Growth control and cell cycle progression in cultured hepatocytes

2000 
In contrast to unicellular organisms such as yeast or bacteria for which there is strong selective pressure for each individual cell to grow and divide as rapidly as possible, the cells of multicellular animals are specialized members of a complex society. Delicately adjusted and highly specific controls exist to govern the proliferation of each type of cell according to need and rates of renewal that greatly vary from one tissue to another. Thus, while some tissues are composed of permanently growth-arrested differentiated cells with a long life-span, others are formed by continuously renewing cells, which die after reaching a terminal differentiated stage. The liver is an intriguing example of a tissue between these two categories, in which normal rates of renewal are maintained albeit at a very low level.
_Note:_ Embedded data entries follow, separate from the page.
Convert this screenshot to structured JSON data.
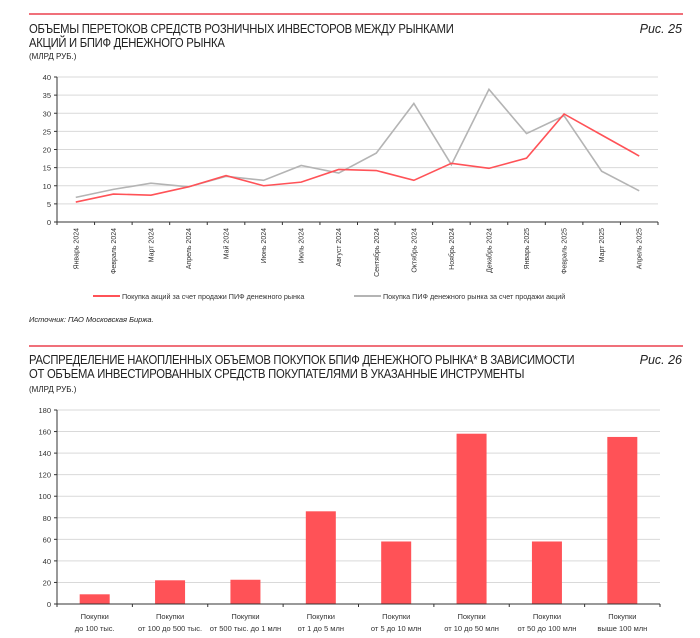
{
  "charts_meta": [
    {
      "title_line1": "ОБЪЕМЫ ПЕРЕТОКОВ СРЕДСТВ РОЗНИЧНЫХ ИНВЕСТОРОВ МЕЖДУ РЫНКАМИ",
      "title_line2": "АКЦИЙ И БПИФ ДЕНЕЖНОГО РЫНКА",
      "figure": "Рис. 25",
      "unit": "(МЛРД РУБ.)",
      "source": "Источник: ПАО Московская Биржа."
    },
    {
      "title_line1": "РАСПРЕДЕЛЕНИЕ НАКОПЛЕННЫХ ОБЪЕМОВ ПОКУПОК БПИФ ДЕНЕЖНОГО РЫНКА* В ЗАВИСИМОСТИ",
      "title_line2": "ОТ ОБЪЕМА ИНВЕСТИРОВАННЫХ СРЕДСТВ ПОКУПАТЕЛЯМИ В УКАЗАННЫЕ ИНСТРУМЕНТЫ",
      "figure": "Рис. 26",
      "unit": "(МЛРД РУБ.)"
    }
  ],
  "colors": {
    "accent": "#ff5257",
    "gray": "#b4b4b4",
    "rule": "#f0707a"
  },
  "chart_data": [
    {
      "type": "line",
      "title": "ОБЪЕМЫ ПЕРЕТОКОВ СРЕДСТВ РОЗНИЧНЫХ ИНВЕСТОРОВ МЕЖДУ РЫНКАМИ АКЦИЙ И БПИФ ДЕНЕЖНОГО РЫНКА",
      "ylabel": "(МЛРД РУБ.)",
      "ylim": [
        0,
        40
      ],
      "yticks": [
        0,
        5,
        10,
        15,
        20,
        25,
        30,
        35,
        40
      ],
      "grid": true,
      "legend": "bottom",
      "categories": [
        "Январь 2024",
        "Февраль 2024",
        "Март 2024",
        "Апрель 2024",
        "Май 2024",
        "Июнь 2024",
        "Июль 2024",
        "Август 2024",
        "Сентябрь 2024",
        "Октябрь 2024",
        "Ноябрь 2024",
        "Декабрь 2024",
        "Январь 2025",
        "Февраль 2025",
        "Март 2025",
        "Апрель 2025"
      ],
      "series": [
        {
          "name": "Покупка акций за счет продажи ПИФ денежного рынка",
          "color": "#ff5257",
          "values": [
            5.5,
            7.7,
            7.4,
            9.7,
            12.8,
            10.0,
            11.0,
            14.5,
            14.2,
            11.5,
            16.2,
            14.8,
            17.6,
            29.8,
            24.0,
            18.2
          ]
        },
        {
          "name": "Покупка ПИФ денежного рынка  за счет продажи акций",
          "color": "#b4b4b4",
          "values": [
            6.8,
            9.0,
            10.7,
            9.7,
            12.6,
            11.5,
            15.6,
            13.5,
            19.0,
            32.7,
            15.8,
            36.6,
            24.4,
            29.3,
            14.0,
            8.6
          ]
        }
      ]
    },
    {
      "type": "bar",
      "title": "РАСПРЕДЕЛЕНИЕ НАКОПЛЕННЫХ ОБЪЕМОВ ПОКУПОК БПИФ ДЕНЕЖНОГО РЫНКА* В ЗАВИСИМОСТИ ОТ ОБЪЕМА ИНВЕСТИРОВАННЫХ СРЕДСТВ ПОКУПАТЕЛЯМИ В УКАЗАННЫЕ ИНСТРУМЕНТЫ",
      "ylabel": "(МЛРД РУБ.)",
      "ylim": [
        0,
        180
      ],
      "yticks": [
        0,
        20,
        40,
        60,
        80,
        100,
        120,
        140,
        160,
        180
      ],
      "grid": true,
      "categories": [
        [
          "Покупки",
          "до 100 тыс."
        ],
        [
          "Покупки",
          "от 100 до 500 тыс."
        ],
        [
          "Покупки",
          "от 500 тыс. до 1 млн"
        ],
        [
          "Покупки",
          "от 1 до 5 млн"
        ],
        [
          "Покупки",
          "от 5 до 10 млн"
        ],
        [
          "Покупки",
          "от 10 до 50 млн"
        ],
        [
          "Покупки",
          "от 50 до 100 млн"
        ],
        [
          "Покупки",
          "выше 100 млн"
        ]
      ],
      "values": [
        9,
        22,
        22.5,
        86,
        58,
        158,
        58,
        155
      ],
      "color": "#ff5257"
    }
  ]
}
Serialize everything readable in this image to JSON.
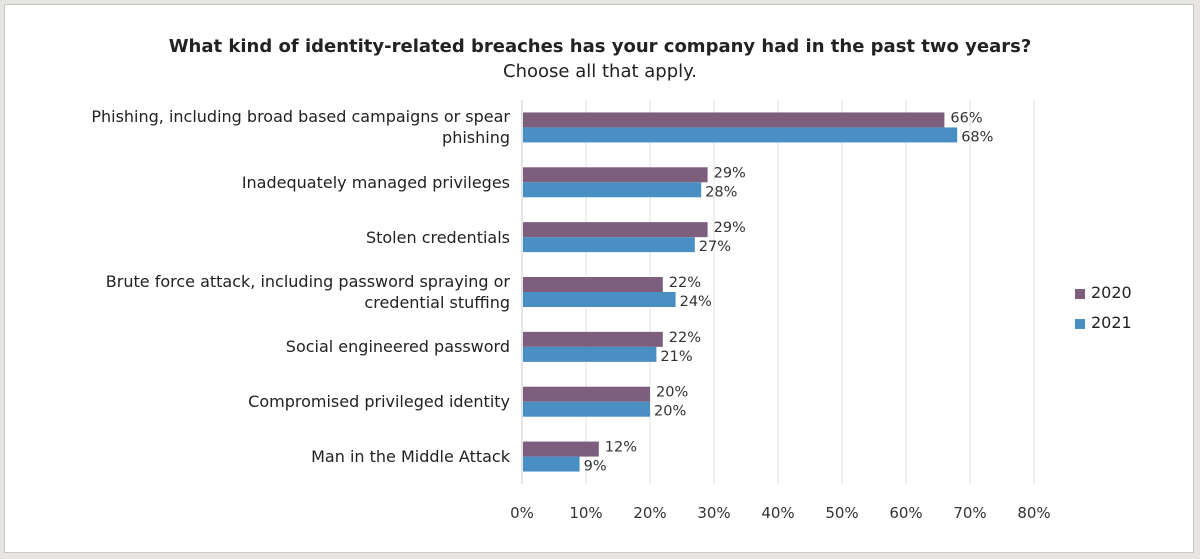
{
  "chart_data": {
    "type": "bar",
    "orientation": "horizontal",
    "title": "What kind of identity-related breaches has your company had in the past two years?",
    "subtitle": "Choose all that apply.",
    "categories": [
      "Phishing, including broad based campaigns or spear phishing",
      "Inadequately managed privileges",
      "Stolen credentials",
      "Brute force attack, including password spraying or credential stuffing",
      "Social engineered password",
      "Compromised privileged identity",
      "Man in the Middle Attack"
    ],
    "category_lines": [
      [
        "Phishing, including broad based campaigns or spear",
        "phishing"
      ],
      [
        "Inadequately managed privileges"
      ],
      [
        "Stolen credentials"
      ],
      [
        "Brute force attack, including password spraying or",
        "credential stuffing"
      ],
      [
        "Social engineered password"
      ],
      [
        "Compromised privileged identity"
      ],
      [
        "Man in the Middle Attack"
      ]
    ],
    "series": [
      {
        "name": "2020",
        "values": [
          66,
          29,
          29,
          22,
          22,
          20,
          12
        ],
        "labels": [
          "66%",
          "29%",
          "29%",
          "22%",
          "22%",
          "20%",
          "12%"
        ],
        "color": "#7d5f7d"
      },
      {
        "name": "2021",
        "values": [
          68,
          28,
          27,
          24,
          21,
          20,
          9
        ],
        "labels": [
          "68%",
          "28%",
          "27%",
          "24%",
          "21%",
          "20%",
          "9%"
        ],
        "color": "#4a8fc4"
      }
    ],
    "xlim": [
      0,
      80
    ],
    "xticks": [
      "0%",
      "10%",
      "20%",
      "30%",
      "40%",
      "50%",
      "60%",
      "70%",
      "80%"
    ],
    "grid": true,
    "legend_position": "right"
  }
}
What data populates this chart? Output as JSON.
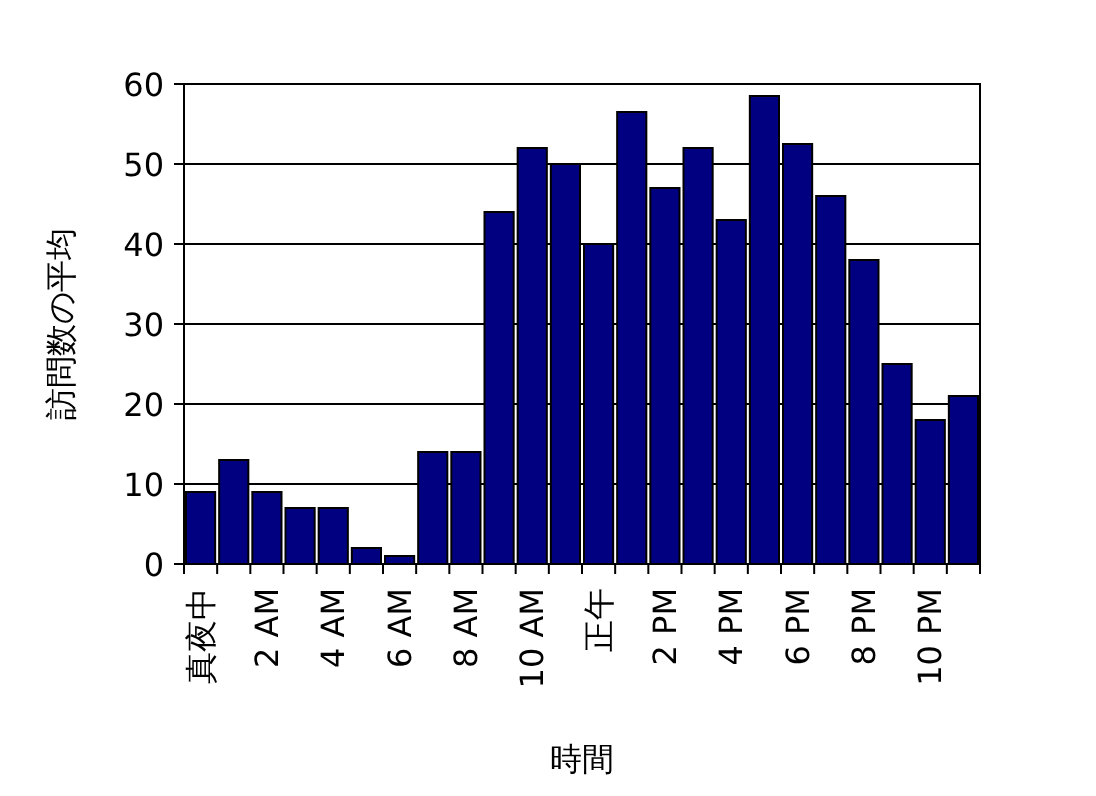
{
  "chart_data": {
    "type": "bar",
    "xlabel": "時間",
    "ylabel": "訪問数の平均",
    "categories": [
      "真夜中",
      null,
      "2 AM",
      null,
      "4 AM",
      null,
      "6 AM",
      null,
      "8 AM",
      null,
      "10 AM",
      null,
      "正午",
      null,
      "2 PM",
      null,
      "4 PM",
      null,
      "6 PM",
      null,
      "8 PM",
      null,
      "10 PM",
      null
    ],
    "values": [
      9,
      13,
      9,
      7,
      7,
      2,
      1,
      14,
      14,
      44,
      52,
      50,
      40,
      56.5,
      47,
      52,
      43,
      58.5,
      52.5,
      46,
      38,
      25,
      18,
      21
    ],
    "color": "#000080",
    "ylim": [
      0,
      60
    ],
    "yticks": [
      0,
      10,
      20,
      30,
      40,
      50,
      60
    ],
    "grid": "y"
  }
}
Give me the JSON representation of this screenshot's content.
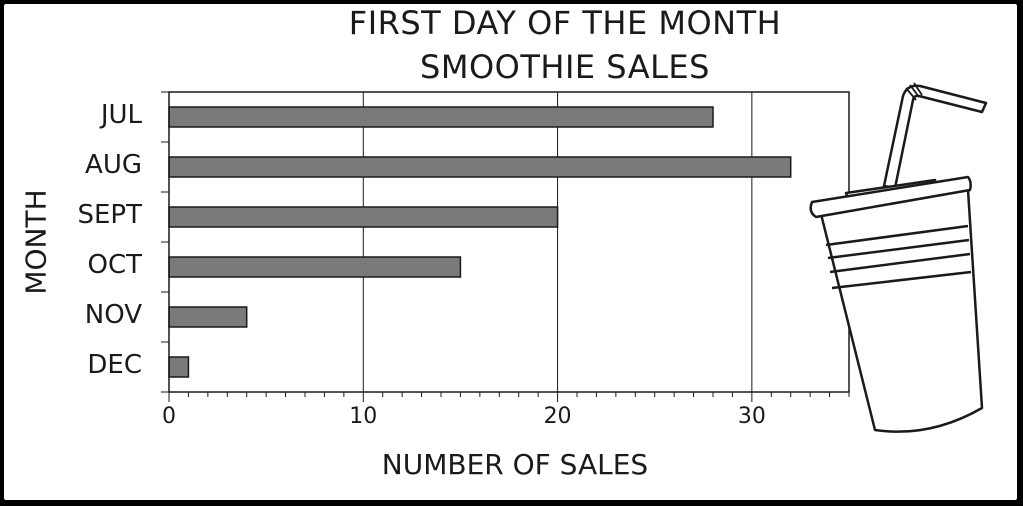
{
  "chart_data": {
    "type": "bar",
    "orientation": "horizontal",
    "title_lines": [
      "FIRST DAY OF THE MONTH",
      "SMOOTHIE SALES"
    ],
    "xlabel": "NUMBER OF SALES",
    "ylabel": "MONTH",
    "categories": [
      "JUL",
      "AUG",
      "SEPT",
      "OCT",
      "NOV",
      "DEC"
    ],
    "values": [
      28,
      32,
      20,
      15,
      4,
      1
    ],
    "xlim": [
      0,
      35
    ],
    "xticks": [
      0,
      10,
      20,
      30
    ],
    "grid": true,
    "bar_color": "#7a7a7a",
    "decoration": "cup-with-straw-icon"
  }
}
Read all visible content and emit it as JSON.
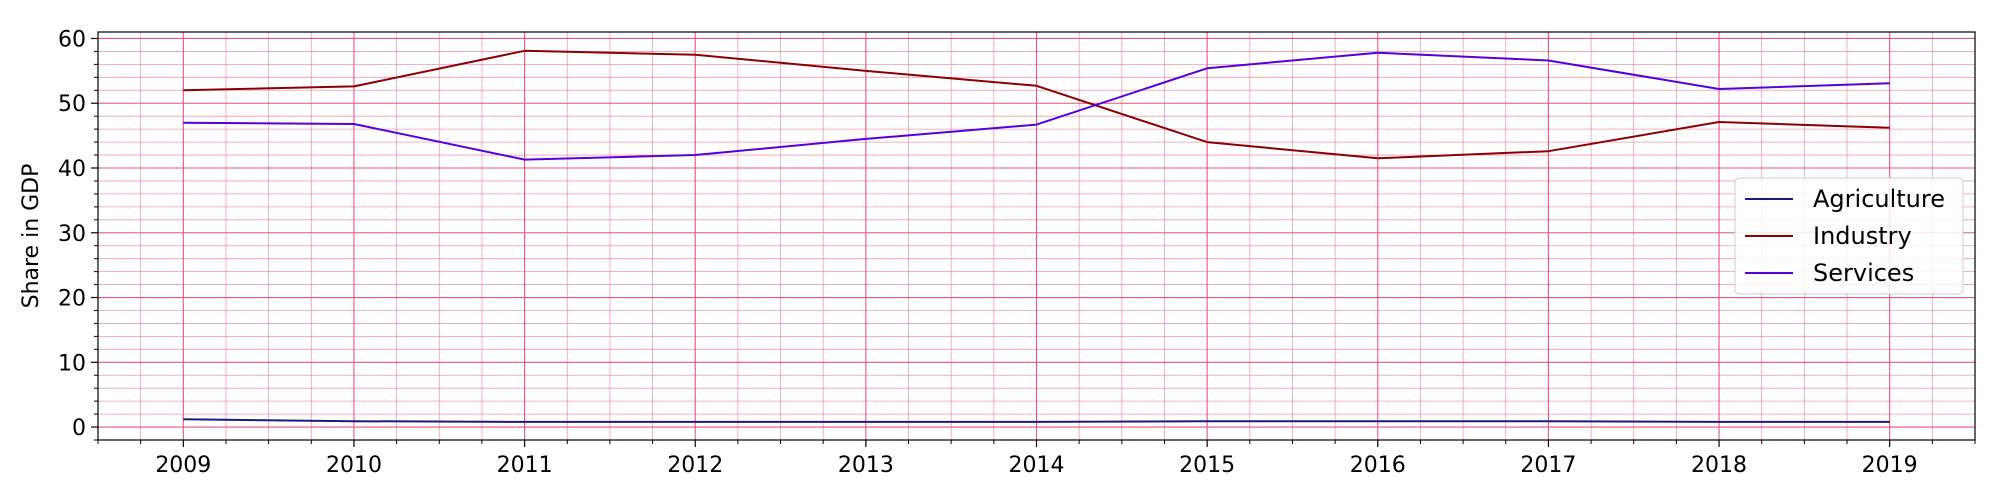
{
  "chart_data": {
    "type": "line",
    "title": "",
    "xlabel": "",
    "ylabel": "Share in GDP",
    "x": [
      2009,
      2010,
      2011,
      2012,
      2013,
      2014,
      2015,
      2016,
      2017,
      2018,
      2019
    ],
    "xlim": [
      2008.5,
      2019.5
    ],
    "ylim": [
      -2,
      61
    ],
    "yticks": [
      0,
      10,
      20,
      30,
      40,
      50,
      60
    ],
    "grid": true,
    "minor_grid": true,
    "legend_position": "center-right",
    "series": [
      {
        "name": "Agriculture",
        "color": "#1a1a7a",
        "values": [
          1.2,
          0.9,
          0.8,
          0.8,
          0.8,
          0.8,
          0.9,
          0.9,
          0.9,
          0.8,
          0.8
        ]
      },
      {
        "name": "Industry",
        "color": "#8b0000",
        "values": [
          52.0,
          52.6,
          58.1,
          57.5,
          55.0,
          52.7,
          44.0,
          41.5,
          42.6,
          47.1,
          46.2
        ]
      },
      {
        "name": "Services",
        "color": "#5500dd",
        "values": [
          47.0,
          46.8,
          41.3,
          42.0,
          44.5,
          46.7,
          55.4,
          57.8,
          56.6,
          52.2,
          53.1
        ]
      }
    ]
  }
}
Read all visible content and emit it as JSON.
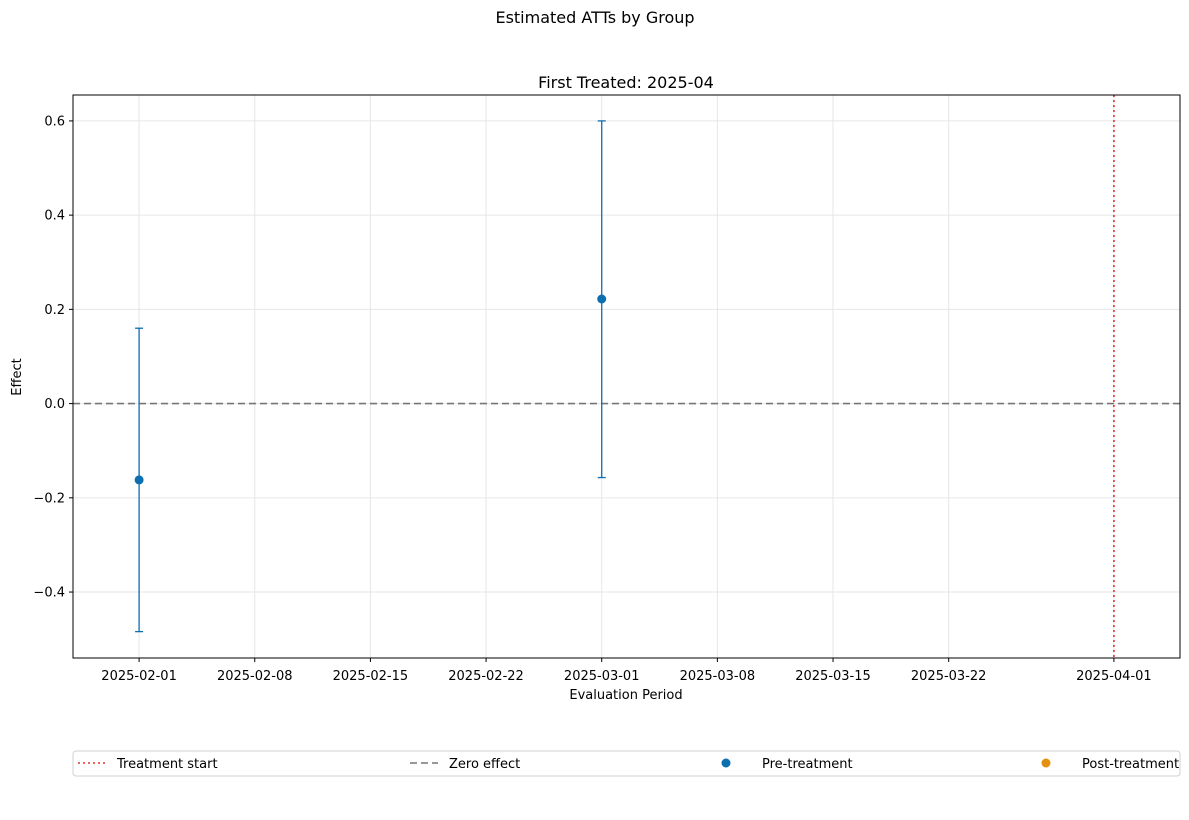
{
  "chart_data": {
    "type": "scatter",
    "suptitle": "Estimated ATTs by Group",
    "title": "First Treated: 2025-04",
    "xlabel": "Evaluation Period",
    "ylabel": "Effect",
    "x_ticks": [
      "2025-02-01",
      "2025-02-08",
      "2025-02-15",
      "2025-02-22",
      "2025-03-01",
      "2025-03-08",
      "2025-03-15",
      "2025-03-22",
      "2025-04-01"
    ],
    "y_ticks": [
      0.6,
      0.4,
      0.2,
      0.0,
      -0.2,
      -0.4
    ],
    "y_tick_labels": [
      "0.6",
      "0.4",
      "0.2",
      "0.0",
      "−0.2",
      "−0.4"
    ],
    "xlim": [
      "2025-01-28",
      "2025-04-05"
    ],
    "ylim": [
      -0.54,
      0.655
    ],
    "grid": true,
    "series": [
      {
        "name": "Pre-treatment",
        "color": "#0b6fb0",
        "points": [
          {
            "x": "2025-02-01",
            "y": -0.162,
            "ci_low": -0.484,
            "ci_high": 0.16
          },
          {
            "x": "2025-03-01",
            "y": 0.222,
            "ci_low": -0.157,
            "ci_high": 0.6
          }
        ]
      },
      {
        "name": "Post-treatment",
        "color": "#e69010",
        "points": []
      }
    ],
    "reference_lines": [
      {
        "kind": "vertical",
        "x": "2025-04-01",
        "label": "Treatment start",
        "color": "#e8312b",
        "style": "dotted"
      },
      {
        "kind": "horizontal",
        "y": 0.0,
        "label": "Zero effect",
        "color": "#777777",
        "style": "dashed"
      }
    ],
    "legend": {
      "placement": "bottom",
      "entries": [
        {
          "label": "Treatment start",
          "marker": "dotted-line",
          "color": "#e8312b"
        },
        {
          "label": "Zero effect",
          "marker": "dashed-line",
          "color": "#777777"
        },
        {
          "label": "Pre-treatment",
          "marker": "dot",
          "color": "#0b6fb0"
        },
        {
          "label": "Post-treatment",
          "marker": "dot",
          "color": "#e69010"
        }
      ]
    }
  }
}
This organ can be stimulated to produce new cells at a higher rate by surgically removing a large mass of tissue or by destroying the cells by toxins in the diet. Renewal in this tissue takes place by simple duplication of existing differentiated hepatocytes that divide to give pairs of daughter cells of the same type. This process, triggered by environmental signals such as growth factors, is associated with a transient change of phenotype involving numerous genes that are regulated by a complex combination of control mechanisms: those responsible for mutually exclusive molecular events leading to differentiation or proliferation, and to survival or apoptosis. The regulatory mechanisms in hepatocytes may differ in part from those involved in differentiated cells of other tissues. This chapter updates data, derived from studies in primary culture, that have contributed to a better understanding of the sequences of the processes regulating hepatocyte proliferation during liver regeneration.